Parliamo dell'assistenza sanitaria: le conquiste si fanno a piccoli
passi (6 marzo
2006)
È sorprendente scoprire che i programmi proposti dai candidati che
corrono per coalizioni e partiti divisi da aspre polemiche sono
sostanzialmente simili.
La sorpresa si stempera quando si riflette sul fatto che le
problematiche affrontate dai programmi sono la somma di aspettative che
si sono accumulate nel corso degli ultimi cinquant’anni.
Hanno quindi riferimenti essenzialmente pratici e concreti le richieste
che i diversi candidati propongono per l’approvazione all’elettorato ed
ogni ricerca di differenziazione su base ideologica non trova adeguata
corrispondenza.
Sembrerebbe razionale quindi chiedersi perché ci sia tanta acrimonia fra
i diversi schieramenti che ricercano il voto degli Italiani all’estero
quando gli obiettivi concreti perseguiti appaiono in gran parte comuni e
non si ricerchi invece l’unità della rappresentanza.
Sembrerebbe razionale, appunto.
Il problema di fondo è che questa campagna elettorale, di cui anche il
voto degli Italiani all’estero è l’obiettivo, non è razionale, essa non
solletica l’intelligenza, non incoraggia la voglia di partecipare, di
suggerire, di farsi coinvolgere, di scegliere con fiducia il candidato
ritenuto più onesto, capace, volonteroso, preparato.

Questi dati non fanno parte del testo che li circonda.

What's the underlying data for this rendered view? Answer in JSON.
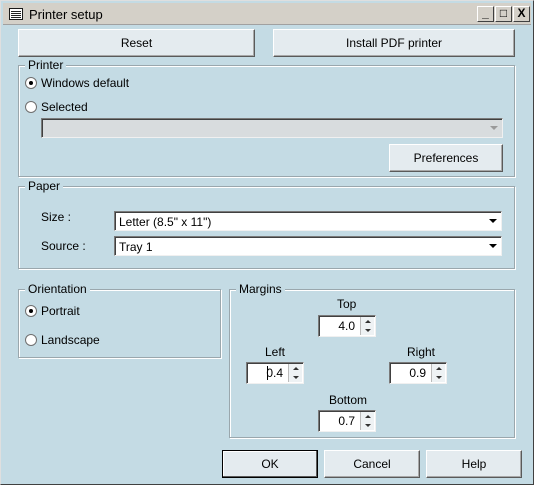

Essa è stata trasformata dalla sinistra, anche nelle circoscrizioni
estero, in un plebiscito pro o contro il governo in carica, o meglio pro
o contro l’attuale Presidente del Consiglio, nell’illusoria presunzione
che cambiandolo tutti i problemi troveranno una soluzione.
In questa violenta contrapposizione, soprattutto verbale e personale, le
preoccupazioni degli Italiani all’estero, appaiono sfuocate e lontane: i
consolati non funzioneranno meglio, il mondo non comincerà a parlare
italiano, i pensionati non navigheranno improvvisamente nell’oro
qualunque coalizione riporti il successo.
Nessuna speranza quindi di portare a soluzione i problemi?
La speranza c’è e può diventare certezza se alla base della scelta degli
elettori non ci sarà l’acquiescenza verso la demagogia della coalizione
della sinistra, apparentemente unita, divisa invece nella sostanza su
quasi tutti i problemi, capace di proporre libri dei sogni e non
programmi, ma una scelta responsabile e meditata basata non sulla
tessera di appartenenza del candidato, ma sulla sua capacità di operare,
la determinazione, la volontà, lo spirito di servizio verso le comunità.
Fra i molti problemi che devono trovare, dopo anni di attesa, il
doveroso avvio verso una soluzione ve ne sono alcuni che non richiedono
grandi risorse, ma solo volontà e sono indicativi di uno stato d’animo
verso i connazionali all’estero.
Pochi sanno, ad esempio, che i connazionali residenti in Paesi che non
fanno parte della Unione europea hanno diritto all’assistenza sanitaria
per un periodo massimo di 90 giorni all’anno nel corso delle loro visite
in Italia, trascorsi i quali dovranno far fronte personalmente ad ogni
ulteriore spesa.
Risulta difficile pensare che ci siano frotte di connazionali che dai
vari Paesi del mondo non aspettano altro che venire a farsi ricoverare
nel nostro Paese. E’ presumibile quindi ritenere che l’abrogazione di
questa norma non costituirebbe un aggravio di spesa eccessivamente
oneroso per le casse dello Stato, ma sarebbe una indicazione di tendenza
ed un segnale di attenzione nei confronti dei connazionali residenti
all’estero.
Candidato alla elezione alla Camera dei Deputati mi pare logico
prospettare l’abolizione di ogni limitazione temporale al diritto
dell’assistenza sanitaria, un diritto primario del cittadino, al fine di
eliminare una odiosa discriminazione fra italiani, già proposta con un
ordine del giorno nel Consiglio Generale degli Italiani all’estero ma
respinta dalla maggioranza di sinistra del Consiglio stesso nella
sessione invernale del 2005 ed approvata finalmente con qualche
esitazione in quella successiva, nella convinzione che i diritti si
acquisiscono anche iniziando con piccoli passi, indicativi tuttavia di
un mutamento di atteggiamento verso una comunità, i connazionali
all’estero, rimasta per troppo tempo senza voce.
Per farlo è sufficiente la volontà di chi li rappresenta e non la
tessera e l’appartenenza ad un partito.